ISLAMABAD – The first two of six Air Self-Defense Force C-130 transport planes arrived in Islamabad on Tuesday afternoon with shipments of Japanese relief supplies to Afghan refugees.
The mission is divided into three two-plane groups.
The six C-130s — carrying 315 tents, each capable of housing 10 people, 200 blankets, 400 water tanks and 75 plastic tarps — were to head back to Japan later Tuesday.
All relief items are marked with the Hinomaru flag to highlight Japan’s effort to cooperate in the U.S.-led war on terrorism.
Apart from the relief supplies, Tokyo also dispatched 160 ASDF and Ground Self-Defense Force members equipped with small arms to handle the shipment.
The relief mission is part of Japan’s commitment to provide noncombat assistance to the U.S., which is leading a campaign against terrorist suspect Osama bin Laden, his base of operations and Afghanistan’s ruling Taliban.
The dispatch was made in response to requests from the office of the United Nations Human High Commissioner for Refugees and is based on the 1992 law on Japan’s cooperation with U.N.-led peacekeeping missions, according to the Japanese government.

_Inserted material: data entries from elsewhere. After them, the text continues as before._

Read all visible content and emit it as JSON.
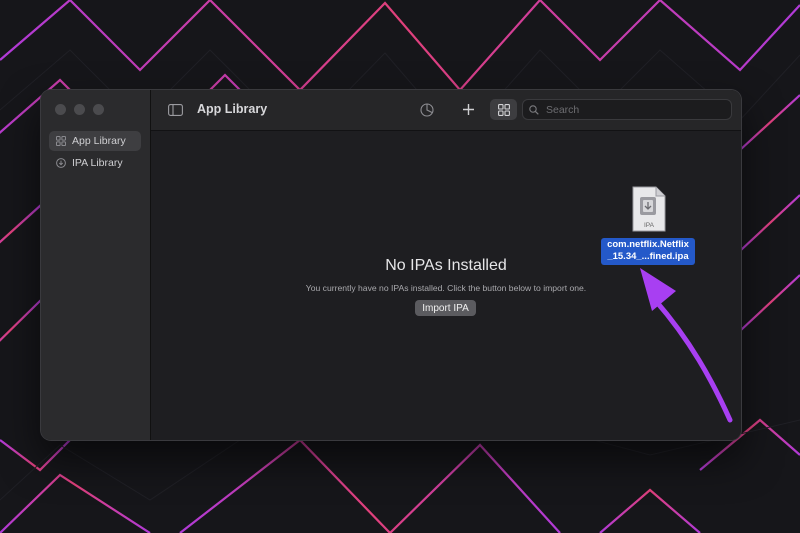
{
  "window": {
    "title": "App Library"
  },
  "sidebar": {
    "items": [
      {
        "label": "App Library",
        "icon": "grid-icon",
        "active": true
      },
      {
        "label": "IPA Library",
        "icon": "download-circle-icon",
        "active": false
      }
    ]
  },
  "toolbar": {
    "icons": [
      "sidebar-toggle-icon",
      "pie-chart-icon",
      "plus-icon",
      "grid-view-icon",
      "list-view-icon"
    ],
    "search_placeholder": "Search"
  },
  "main": {
    "empty_title": "No IPAs Installed",
    "empty_message": "You currently have no IPAs installed. Click the button below to import one.",
    "import_button": "Import IPA"
  },
  "dragged_file": {
    "icon_text": "IPA",
    "name_line1": "com.netflix.Netflix",
    "name_line2": "_15.34_...fined.ipa"
  },
  "colors": {
    "background": "#16161a",
    "accent_pink": "#e0407a",
    "accent_purple": "#b03ad8",
    "arrow": "#a83ff2",
    "selection_blue": "#2459c9"
  }
}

The C-130s, built for short-haul transport, flew to Pakistan following stops in Manila, Bangkok and New Delhi.
Government officials said the UNHCR office will ship relief supplies from Islamabad airport to Afghan refugee camps in Peshawar and Quetta.
According to Defense Agency officials, the military personnel aboard the C-130s had 40 handguns, bulletproof vests and masks in case of attacks but were to carry no weapons outside the aircraft at Pakistan’s request.
Unloading the relief supplies was expected to take two hours, after which the C-130s were to begin their return journey to the ASDF Komaki base in Aichi Prefecture. They are scheduled to arrive Friday.